Let's look at the most important points of engagement:
--The elephant in the room: the Iraq war. This is President Bush's top priority and there's no close second. Facing resistance from Congressional Democrats, Bush sought a momentum boost with his surprise visit to Iraq in advance of Gen. David Petraeus' testimony on the troop surge in Washington next week. Bush and even some Democrats see signs of military progress; Democratic leaders said the US military commitment isn't leading to political reconciliation that would allow troops to come home.

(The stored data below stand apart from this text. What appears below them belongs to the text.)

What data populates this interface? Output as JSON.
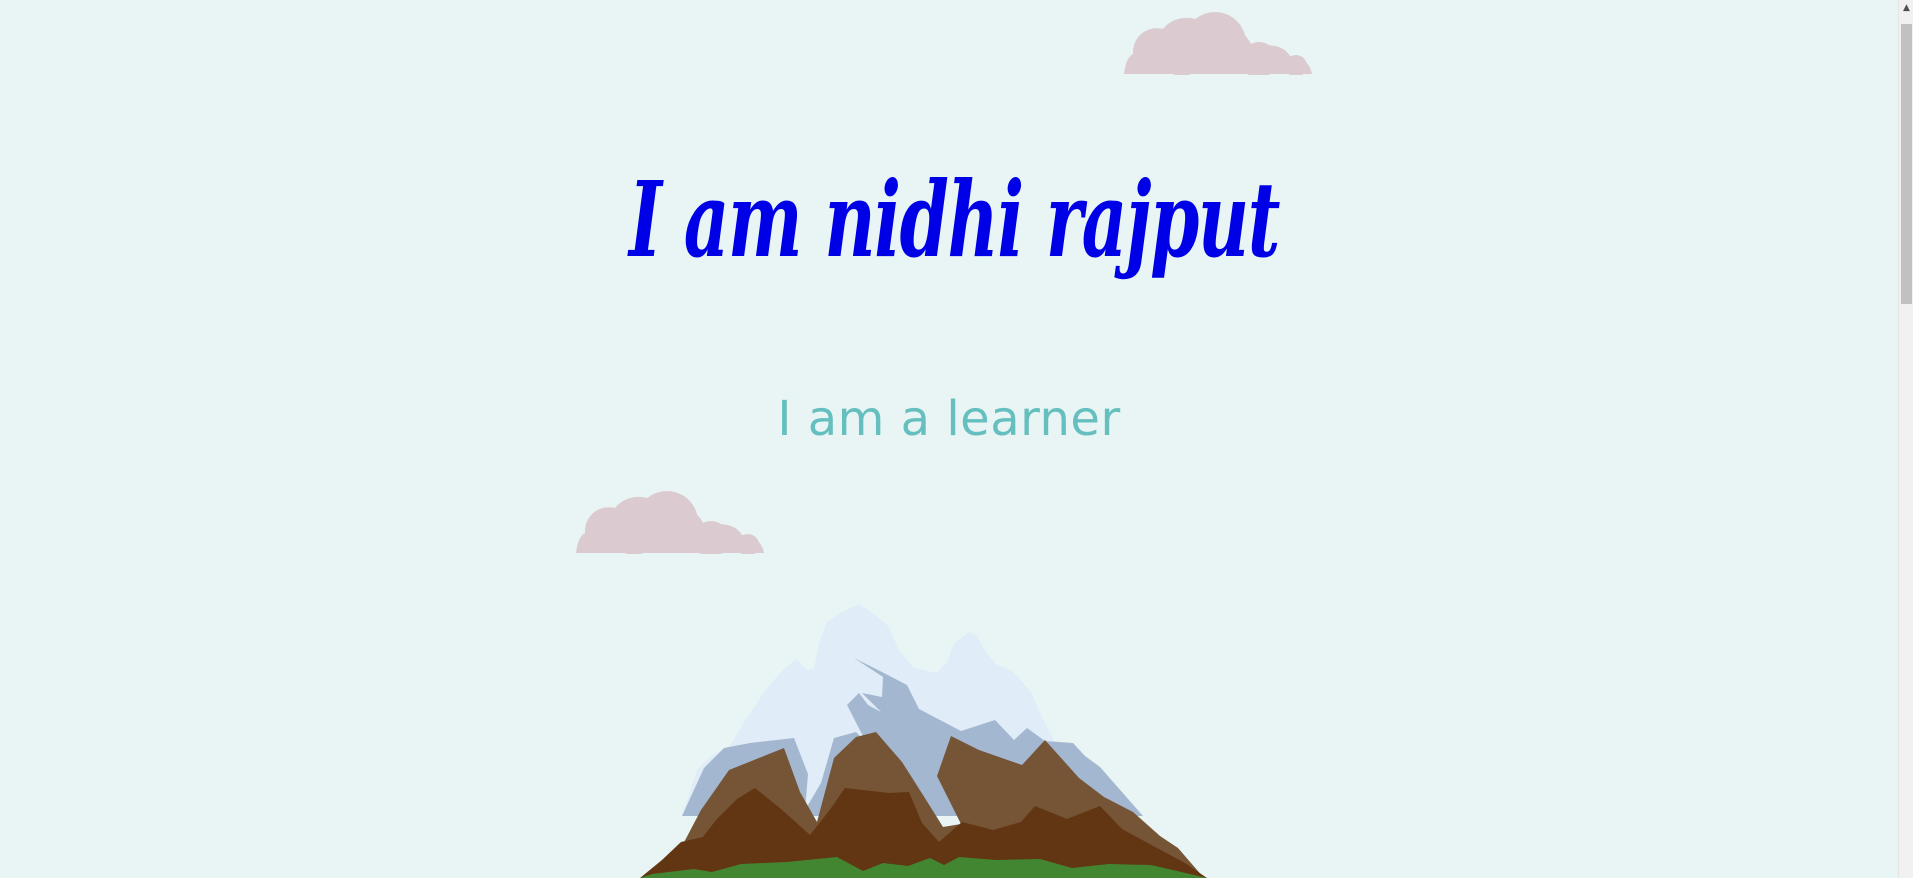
{
  "hero": {
    "title": "I am nidhi rajput",
    "subtitle": "I am a learner"
  },
  "decorations": {
    "top_cloud": "cloud-icon",
    "middle_cloud": "cloud-icon",
    "mountain": "mountain-illustration"
  },
  "scrollbar": {
    "up_arrow": "▲"
  },
  "colors": {
    "background": "#e8f5f4",
    "title": "#0000e6",
    "subtitle": "#66bfbf",
    "cloud": "#dbcbd0",
    "snow": "#e0ecf7",
    "shadow_snow": "#a3b8d0",
    "rock": "#765436",
    "dark_rock": "#623513",
    "grass": "#438632"
  }
}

--The new wild card: the economy. When you have a single issue stirring fear and anxiety among hedge fund markets, pension fund investors, and moderate-income homeowners, there's potential for a powerful political reaction. That's what the mortgage mess has produced. Bush responded last week with his limited assistance proposals, while Democrats want more -- including potential cash bailouts. This may be one area where Democratic and Republican choose to work together.
--The old battle: taxes and spending. Republicans bruised by the unpopularity of Iraq and scandal drama (see: Craig, Larry) are spoiling to battle Democrats over one of their familiar themes. That's what Bush is threatening to veto spending bills from the Democratic Congress, and almost certainly would do the same if Democrats could muster the votes to raise taxes on private equity. The GOP badly needs to reclaim the tax-spending brand.
--The backdrop: the 2008 elections. The campaign trail has almost supplanted Washington as the focus of national attention already. And that trend will only increase. A Wednesday night debate in New Hampshire will showcase the tightrope Republican candidates have to walk between distancing themselves from an unpopular White House and building support among the Republican base. The next morning, the new Republican candidate, Fred Thompson will enter the race in Iowa (having appeared on "The Tonight Show with Jay Leno" on the same night of that GOP debate).
Can Thompson be the Reagan heir in the race? and can Barack Obama sharpen his change message enough to win a change election against Hillary Clinton in the Democratic primary? I travel to Iowa this afternoon to see both candidates. And I will blog on what I see.